Mijn specialiteit op het gebied van verbouwen zijn de aardbeien. Aardbeien zijn mijn lievelings fruit en geniet toch elke zomer van. 
Niemand uit mijn familie heeft als passie koken/bakken of muziek. Dus ik ben over het algemeen degene die kookt in huis. Ik vind koken fantastisch, het gebruik van kruiden en specerijen en nieuwe combinaties, heerlijk! Daarbij is het decoreren van het bord helemaal mijn ding. 
Daarnaast focus ik me redelijk op gezond leven , en dat is de reden waarom ik bij dit forum ben gekomen. Ik heb vragen over gezond leven. En ik weet niet of ik ze hier kan vragen , maar ik doe het toch maar even.

Wat is nou eigenlijk beter? minder vet of minder suiker ? 
En wat is een goed voedingspatroon, juist grote porties op 3 tijdstippen van de dag of juist kleinere porties verspreid over de dag ?
En wat is nou een gezond ontbijt , wat moet het bevatten? ( daarbij moet ik vermelden dat ik veel cardio/ kracht training doen , dus veel eiwitten lijken me goed .. )
Wat is een lekkere maar gezonde snack ?

Ik heb nog zoveel vragen, maar die komen nu niet helemaal in me op. 
Als jullie enige vragen hebben hoor ik het graag , ik beantwoord ze graag  :Smile: 

Denise

----------


## Leontien

Hallo Denise, welkom op Nationaal Gezondheids Forum!

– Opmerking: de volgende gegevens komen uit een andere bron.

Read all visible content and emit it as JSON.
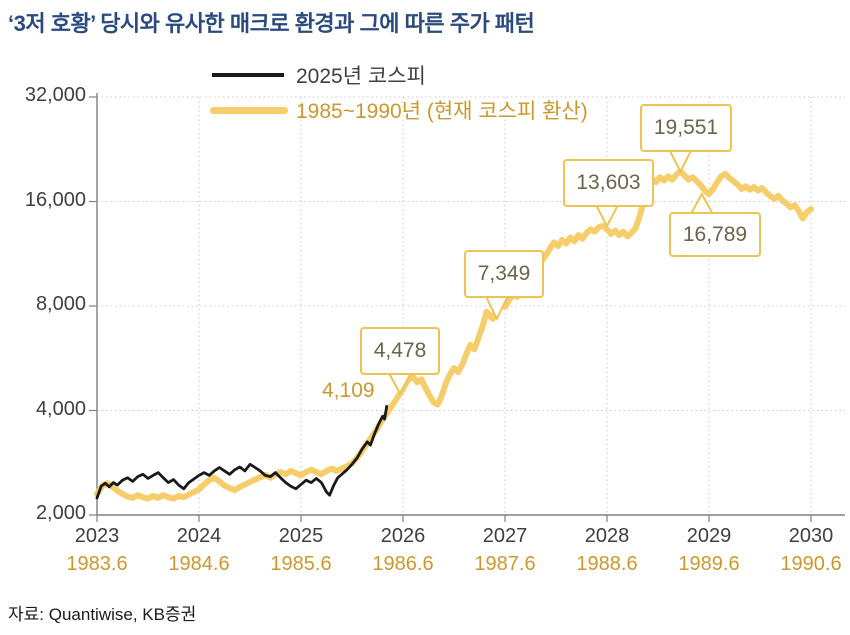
{
  "title": "‘3저 호황’ 당시와 유사한 매크로 환경과 그에 따른 주가 패턴",
  "source": "자료: Quantiwise, KB증권",
  "colors": {
    "title": "#2B4A7D",
    "axis_text": "#3F3F3F",
    "gold_text": "#C9992E",
    "series_2025": "#1a1a1a",
    "series_1985_1990": "#F6CD6B",
    "callout_border": "#ECC453",
    "callout_text": "#6C6349",
    "grid": "#c9c9c9"
  },
  "chart_data": {
    "type": "line",
    "title": "‘3저 호황’ 당시와 유사한 매크로 환경과 그에 따른 주가 패턴",
    "y_scale": "log2",
    "ylim": [
      2000,
      32000
    ],
    "grid": true,
    "legend_position": "top-left",
    "y_axis": {
      "labels": [
        "32,000",
        "16,000",
        "8,000",
        "4,000",
        "2,000"
      ],
      "values": [
        32000,
        16000,
        8000,
        4000,
        2000
      ]
    },
    "x_axis": {
      "primary_labels": [
        "2023",
        "2024",
        "2025",
        "2026",
        "2027",
        "2028",
        "2029",
        "2030"
      ],
      "secondary_labels": [
        "1983.6",
        "1984.6",
        "1985.6",
        "1986.6",
        "1987.6",
        "1988.6",
        "1989.6",
        "1990.6"
      ],
      "years": [
        2023,
        2024,
        2025,
        2026,
        2027,
        2028,
        2029,
        2030
      ]
    },
    "series": [
      {
        "name": "1985~1990년 (현재 코스피 환산)",
        "color": "#F6CD6B",
        "points": [
          [
            2023.0,
            2300
          ],
          [
            2023.05,
            2420
          ],
          [
            2023.1,
            2470
          ],
          [
            2023.15,
            2410
          ],
          [
            2023.2,
            2350
          ],
          [
            2023.25,
            2300
          ],
          [
            2023.3,
            2260
          ],
          [
            2023.35,
            2240
          ],
          [
            2023.4,
            2280
          ],
          [
            2023.45,
            2250
          ],
          [
            2023.5,
            2230
          ],
          [
            2023.55,
            2270
          ],
          [
            2023.6,
            2240
          ],
          [
            2023.65,
            2280
          ],
          [
            2023.7,
            2250
          ],
          [
            2023.75,
            2230
          ],
          [
            2023.8,
            2270
          ],
          [
            2023.85,
            2250
          ],
          [
            2023.9,
            2290
          ],
          [
            2023.95,
            2330
          ],
          [
            2024.0,
            2370
          ],
          [
            2024.05,
            2450
          ],
          [
            2024.1,
            2520
          ],
          [
            2024.15,
            2560
          ],
          [
            2024.2,
            2500
          ],
          [
            2024.25,
            2430
          ],
          [
            2024.3,
            2390
          ],
          [
            2024.35,
            2360
          ],
          [
            2024.4,
            2410
          ],
          [
            2024.45,
            2450
          ],
          [
            2024.5,
            2490
          ],
          [
            2024.55,
            2530
          ],
          [
            2024.6,
            2570
          ],
          [
            2024.65,
            2610
          ],
          [
            2024.7,
            2560
          ],
          [
            2024.75,
            2620
          ],
          [
            2024.8,
            2660
          ],
          [
            2024.85,
            2620
          ],
          [
            2024.9,
            2680
          ],
          [
            2024.95,
            2640
          ],
          [
            2025.0,
            2600
          ],
          [
            2025.05,
            2660
          ],
          [
            2025.1,
            2700
          ],
          [
            2025.15,
            2660
          ],
          [
            2025.2,
            2620
          ],
          [
            2025.25,
            2680
          ],
          [
            2025.3,
            2720
          ],
          [
            2025.35,
            2680
          ],
          [
            2025.4,
            2720
          ],
          [
            2025.45,
            2760
          ],
          [
            2025.5,
            2820
          ],
          [
            2025.55,
            2920
          ],
          [
            2025.6,
            3060
          ],
          [
            2025.65,
            3220
          ],
          [
            2025.7,
            3380
          ],
          [
            2025.75,
            3560
          ],
          [
            2025.8,
            3760
          ],
          [
            2025.85,
            3960
          ],
          [
            2025.9,
            4160
          ],
          [
            2025.95,
            4380
          ],
          [
            2026.0,
            4620
          ],
          [
            2026.05,
            4900
          ],
          [
            2026.1,
            5000
          ],
          [
            2026.14,
            4820
          ],
          [
            2026.18,
            4920
          ],
          [
            2026.22,
            4650
          ],
          [
            2026.26,
            4420
          ],
          [
            2026.3,
            4220
          ],
          [
            2026.34,
            4160
          ],
          [
            2026.38,
            4420
          ],
          [
            2026.42,
            4780
          ],
          [
            2026.46,
            5080
          ],
          [
            2026.5,
            5300
          ],
          [
            2026.54,
            5160
          ],
          [
            2026.58,
            5420
          ],
          [
            2026.62,
            5800
          ],
          [
            2026.66,
            6180
          ],
          [
            2026.7,
            6000
          ],
          [
            2026.74,
            6480
          ],
          [
            2026.78,
            7000
          ],
          [
            2026.82,
            7700
          ],
          [
            2026.85,
            7500
          ],
          [
            2026.88,
            7349
          ],
          [
            2026.92,
            7900
          ],
          [
            2026.96,
            8250
          ],
          [
            2027.0,
            7950
          ],
          [
            2027.04,
            8300
          ],
          [
            2027.08,
            8700
          ],
          [
            2027.12,
            8500
          ],
          [
            2027.16,
            9000
          ],
          [
            2027.2,
            9600
          ],
          [
            2027.24,
            10000
          ],
          [
            2027.28,
            9800
          ],
          [
            2027.32,
            10400
          ],
          [
            2027.36,
            10800
          ],
          [
            2027.4,
            11200
          ],
          [
            2027.44,
            11700
          ],
          [
            2027.48,
            12200
          ],
          [
            2027.52,
            11900
          ],
          [
            2027.56,
            12400
          ],
          [
            2027.6,
            12100
          ],
          [
            2027.64,
            12600
          ],
          [
            2027.68,
            12300
          ],
          [
            2027.72,
            12800
          ],
          [
            2027.76,
            12500
          ],
          [
            2027.8,
            13000
          ],
          [
            2027.84,
            13300
          ],
          [
            2027.88,
            13100
          ],
          [
            2027.92,
            13500
          ],
          [
            2027.96,
            13603
          ],
          [
            2028.0,
            13300
          ],
          [
            2028.04,
            12900
          ],
          [
            2028.08,
            13200
          ],
          [
            2028.12,
            12800
          ],
          [
            2028.16,
            13100
          ],
          [
            2028.2,
            12700
          ],
          [
            2028.24,
            13000
          ],
          [
            2028.28,
            13400
          ],
          [
            2028.32,
            14500
          ],
          [
            2028.36,
            16000
          ],
          [
            2028.4,
            17500
          ],
          [
            2028.44,
            18600
          ],
          [
            2028.48,
            18200
          ],
          [
            2028.52,
            18800
          ],
          [
            2028.56,
            18400
          ],
          [
            2028.6,
            18900
          ],
          [
            2028.64,
            18500
          ],
          [
            2028.68,
            19100
          ],
          [
            2028.72,
            19551
          ],
          [
            2028.76,
            19000
          ],
          [
            2028.8,
            18500
          ],
          [
            2028.84,
            18800
          ],
          [
            2028.88,
            18300
          ],
          [
            2028.92,
            17800
          ],
          [
            2028.96,
            17200
          ],
          [
            2029.0,
            16789
          ],
          [
            2029.04,
            17400
          ],
          [
            2029.08,
            18200
          ],
          [
            2029.12,
            18900
          ],
          [
            2029.16,
            19200
          ],
          [
            2029.2,
            18700
          ],
          [
            2029.24,
            18300
          ],
          [
            2029.28,
            17900
          ],
          [
            2029.32,
            17400
          ],
          [
            2029.36,
            17700
          ],
          [
            2029.4,
            17300
          ],
          [
            2029.44,
            17600
          ],
          [
            2029.48,
            17200
          ],
          [
            2029.52,
            17500
          ],
          [
            2029.56,
            17000
          ],
          [
            2029.6,
            16600
          ],
          [
            2029.64,
            16300
          ],
          [
            2029.68,
            16600
          ],
          [
            2029.72,
            16100
          ],
          [
            2029.76,
            15800
          ],
          [
            2029.8,
            15400
          ],
          [
            2029.84,
            15600
          ],
          [
            2029.88,
            15000
          ],
          [
            2029.92,
            14300
          ],
          [
            2029.96,
            14900
          ],
          [
            2030.0,
            15200
          ]
        ]
      },
      {
        "name": "2025년 코스피",
        "color": "#1a1a1a",
        "points": [
          [
            2023.0,
            2240
          ],
          [
            2023.04,
            2420
          ],
          [
            2023.08,
            2470
          ],
          [
            2023.12,
            2410
          ],
          [
            2023.16,
            2480
          ],
          [
            2023.2,
            2440
          ],
          [
            2023.25,
            2520
          ],
          [
            2023.3,
            2560
          ],
          [
            2023.35,
            2500
          ],
          [
            2023.4,
            2580
          ],
          [
            2023.45,
            2620
          ],
          [
            2023.5,
            2550
          ],
          [
            2023.55,
            2600
          ],
          [
            2023.6,
            2650
          ],
          [
            2023.65,
            2560
          ],
          [
            2023.7,
            2480
          ],
          [
            2023.75,
            2530
          ],
          [
            2023.8,
            2440
          ],
          [
            2023.85,
            2380
          ],
          [
            2023.9,
            2480
          ],
          [
            2023.95,
            2540
          ],
          [
            2024.0,
            2600
          ],
          [
            2024.05,
            2650
          ],
          [
            2024.1,
            2600
          ],
          [
            2024.15,
            2680
          ],
          [
            2024.2,
            2740
          ],
          [
            2024.25,
            2680
          ],
          [
            2024.3,
            2620
          ],
          [
            2024.35,
            2700
          ],
          [
            2024.4,
            2750
          ],
          [
            2024.45,
            2680
          ],
          [
            2024.5,
            2800
          ],
          [
            2024.55,
            2740
          ],
          [
            2024.6,
            2680
          ],
          [
            2024.65,
            2600
          ],
          [
            2024.7,
            2580
          ],
          [
            2024.75,
            2650
          ],
          [
            2024.8,
            2560
          ],
          [
            2024.85,
            2480
          ],
          [
            2024.9,
            2420
          ],
          [
            2024.95,
            2380
          ],
          [
            2025.0,
            2450
          ],
          [
            2025.05,
            2520
          ],
          [
            2025.1,
            2480
          ],
          [
            2025.15,
            2550
          ],
          [
            2025.2,
            2480
          ],
          [
            2025.25,
            2330
          ],
          [
            2025.28,
            2280
          ],
          [
            2025.32,
            2430
          ],
          [
            2025.36,
            2560
          ],
          [
            2025.4,
            2620
          ],
          [
            2025.45,
            2700
          ],
          [
            2025.5,
            2800
          ],
          [
            2025.55,
            2920
          ],
          [
            2025.6,
            3100
          ],
          [
            2025.65,
            3250
          ],
          [
            2025.68,
            3180
          ],
          [
            2025.72,
            3420
          ],
          [
            2025.76,
            3650
          ],
          [
            2025.8,
            3850
          ],
          [
            2025.82,
            3780
          ],
          [
            2025.84,
            4109
          ]
        ]
      }
    ],
    "annotations": [
      {
        "label": "4,109",
        "style": "plain",
        "x": 2025.84,
        "value": 4109
      },
      {
        "label": "4,478",
        "style": "callout",
        "edge": "bottom",
        "x": 2025.97,
        "value": 4478
      },
      {
        "label": "7,349",
        "style": "callout",
        "edge": "bottom",
        "x": 2026.92,
        "value": 7349
      },
      {
        "label": "13,603",
        "style": "callout",
        "edge": "bottom",
        "x": 2028.0,
        "value": 13603
      },
      {
        "label": "19,551",
        "style": "callout",
        "edge": "bottom",
        "x": 2028.72,
        "value": 19551
      },
      {
        "label": "16,789",
        "style": "callout",
        "edge": "top",
        "x": 2028.93,
        "value": 16789
      }
    ]
  }
}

Wat heerlijk om zo met eten bezig te zijn en een eigen akkertje te hebben. Ik lees dat je ook eigen recepten creeert. Als je eens iets hebt uitgevonden en dit wilt delen, kun je dat doen bij de rubriek Ontspannings-kletshoek. Ook kun je vragen over voeding kwijt bij de rubriek Voeding, vitamines en mineralen.

Veel plezier met het koken en tot ziens hier op het forum!

Groetjes, Leontien

----------